Putting together the logic for our formula
To transform our column of unknown row count into a known list of items, we’ll need to use the COUNTA function. This is important because we need to know the number of items in the final list to find the last item where we want to substitute a special value.
The expression COUNT(A:A) uses a special syntax allowing us to count all of the values in the A Column while ignoring blank values. (Normally, you might use an exact range like COUNT(A1:A5) to indicate that you know you will have 5 rows.) Using this special shortcut also allows us to use a simple math expression to calculate the index of the last element in the list using COUNTA(A:A)-1. We need the last element to know where we want to substitute “, AND” for the “,” that we will get when we join the list.
We’re going to use the TEXTJOIN function instead of JOIN because we want the output of our list to ignore the blank rows in column A where there is no value. The TEXTJOIN parameter of ignore_empty lets us skip these blank rows.

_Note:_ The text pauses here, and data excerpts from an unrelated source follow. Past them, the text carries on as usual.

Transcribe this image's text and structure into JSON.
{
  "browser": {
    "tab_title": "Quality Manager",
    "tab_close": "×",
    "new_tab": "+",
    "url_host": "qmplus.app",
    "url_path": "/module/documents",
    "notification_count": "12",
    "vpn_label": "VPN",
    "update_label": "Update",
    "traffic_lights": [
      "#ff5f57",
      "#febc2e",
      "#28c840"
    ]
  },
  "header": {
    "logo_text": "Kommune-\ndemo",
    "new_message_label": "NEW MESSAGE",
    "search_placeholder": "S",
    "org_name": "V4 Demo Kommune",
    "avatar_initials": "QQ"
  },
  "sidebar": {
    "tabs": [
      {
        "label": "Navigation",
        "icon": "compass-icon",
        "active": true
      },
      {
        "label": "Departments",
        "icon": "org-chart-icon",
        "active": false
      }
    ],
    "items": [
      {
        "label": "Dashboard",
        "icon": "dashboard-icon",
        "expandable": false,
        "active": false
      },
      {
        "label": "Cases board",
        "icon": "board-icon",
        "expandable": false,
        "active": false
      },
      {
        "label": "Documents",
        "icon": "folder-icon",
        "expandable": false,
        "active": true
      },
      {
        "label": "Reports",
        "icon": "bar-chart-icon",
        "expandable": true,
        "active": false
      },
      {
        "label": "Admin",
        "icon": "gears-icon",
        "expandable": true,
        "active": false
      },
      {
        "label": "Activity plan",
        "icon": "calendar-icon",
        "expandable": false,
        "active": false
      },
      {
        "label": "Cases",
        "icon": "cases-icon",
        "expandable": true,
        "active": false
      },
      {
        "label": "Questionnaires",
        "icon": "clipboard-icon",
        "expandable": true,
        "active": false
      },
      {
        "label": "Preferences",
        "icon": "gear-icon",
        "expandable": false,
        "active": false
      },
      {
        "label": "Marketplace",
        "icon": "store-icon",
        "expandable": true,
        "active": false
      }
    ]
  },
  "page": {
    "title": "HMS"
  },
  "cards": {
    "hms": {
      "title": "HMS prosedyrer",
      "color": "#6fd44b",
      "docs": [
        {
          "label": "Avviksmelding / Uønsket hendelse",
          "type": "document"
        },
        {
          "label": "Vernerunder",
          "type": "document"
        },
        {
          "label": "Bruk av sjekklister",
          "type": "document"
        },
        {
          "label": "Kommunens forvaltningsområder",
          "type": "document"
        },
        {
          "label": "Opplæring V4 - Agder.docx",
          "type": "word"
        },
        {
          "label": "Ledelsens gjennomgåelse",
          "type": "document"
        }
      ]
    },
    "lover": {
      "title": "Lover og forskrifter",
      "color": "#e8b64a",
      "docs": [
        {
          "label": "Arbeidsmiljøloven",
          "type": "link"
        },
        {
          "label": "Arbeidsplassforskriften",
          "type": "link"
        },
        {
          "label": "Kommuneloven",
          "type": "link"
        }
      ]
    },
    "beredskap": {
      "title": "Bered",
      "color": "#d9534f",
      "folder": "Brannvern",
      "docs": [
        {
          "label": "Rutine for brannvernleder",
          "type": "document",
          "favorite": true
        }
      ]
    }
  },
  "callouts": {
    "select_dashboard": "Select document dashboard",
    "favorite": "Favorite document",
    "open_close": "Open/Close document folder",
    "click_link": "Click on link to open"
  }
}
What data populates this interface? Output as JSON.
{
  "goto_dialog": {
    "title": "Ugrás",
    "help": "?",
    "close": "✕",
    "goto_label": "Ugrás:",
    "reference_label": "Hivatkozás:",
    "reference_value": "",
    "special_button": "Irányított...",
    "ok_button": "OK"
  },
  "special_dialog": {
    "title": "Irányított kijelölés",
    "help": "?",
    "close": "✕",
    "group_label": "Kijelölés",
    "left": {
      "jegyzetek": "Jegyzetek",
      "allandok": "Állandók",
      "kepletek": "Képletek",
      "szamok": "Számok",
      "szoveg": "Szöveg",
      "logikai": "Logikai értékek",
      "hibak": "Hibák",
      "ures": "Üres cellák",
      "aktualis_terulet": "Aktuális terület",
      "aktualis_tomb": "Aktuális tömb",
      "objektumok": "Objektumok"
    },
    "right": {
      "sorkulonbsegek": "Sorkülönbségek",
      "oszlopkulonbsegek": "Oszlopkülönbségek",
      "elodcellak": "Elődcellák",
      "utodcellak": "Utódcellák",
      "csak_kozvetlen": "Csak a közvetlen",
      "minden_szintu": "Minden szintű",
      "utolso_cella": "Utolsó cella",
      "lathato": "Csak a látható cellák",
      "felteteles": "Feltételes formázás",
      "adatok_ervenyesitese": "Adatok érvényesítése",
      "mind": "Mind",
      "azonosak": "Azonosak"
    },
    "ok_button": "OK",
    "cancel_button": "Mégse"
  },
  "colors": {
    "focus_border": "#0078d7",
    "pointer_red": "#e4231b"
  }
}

Now, we can use SUBSTITUTE to stitch all of this together. This function replaces existing text in a string with new text. In our case, SUBSTITUTE looks for the occurrence of commas, finds the last one in our list (COUNTA(A:A)-1 items tells us this answer), and replaces that “,” with “, and” to perform the proper transformation.
The final result
Here’s the final formula that took a number of items and transformed them into our desired string:
=SUBSTITUTE(textjoin(", ",TRUE,A:A),",",", and ",counta(A:A)-1)
The items we reviewed:

The result from the formula:
first, second, third, fourth, and fifth
This formula will work for an arbitrary number of records in column A, outputting the requested string.
This is a great example of the process to take an idea from start to finish using a formula in Google Sheets.
What’s the takeaway? A few minutes spent on a formula in Google Sheets is a great way to prototype the transformations you need for data pipelines. While it won’t always give you a solution for the ultimate problem, fixing it in a spreadsheet for a known group of data is an excellent start to solving your problem.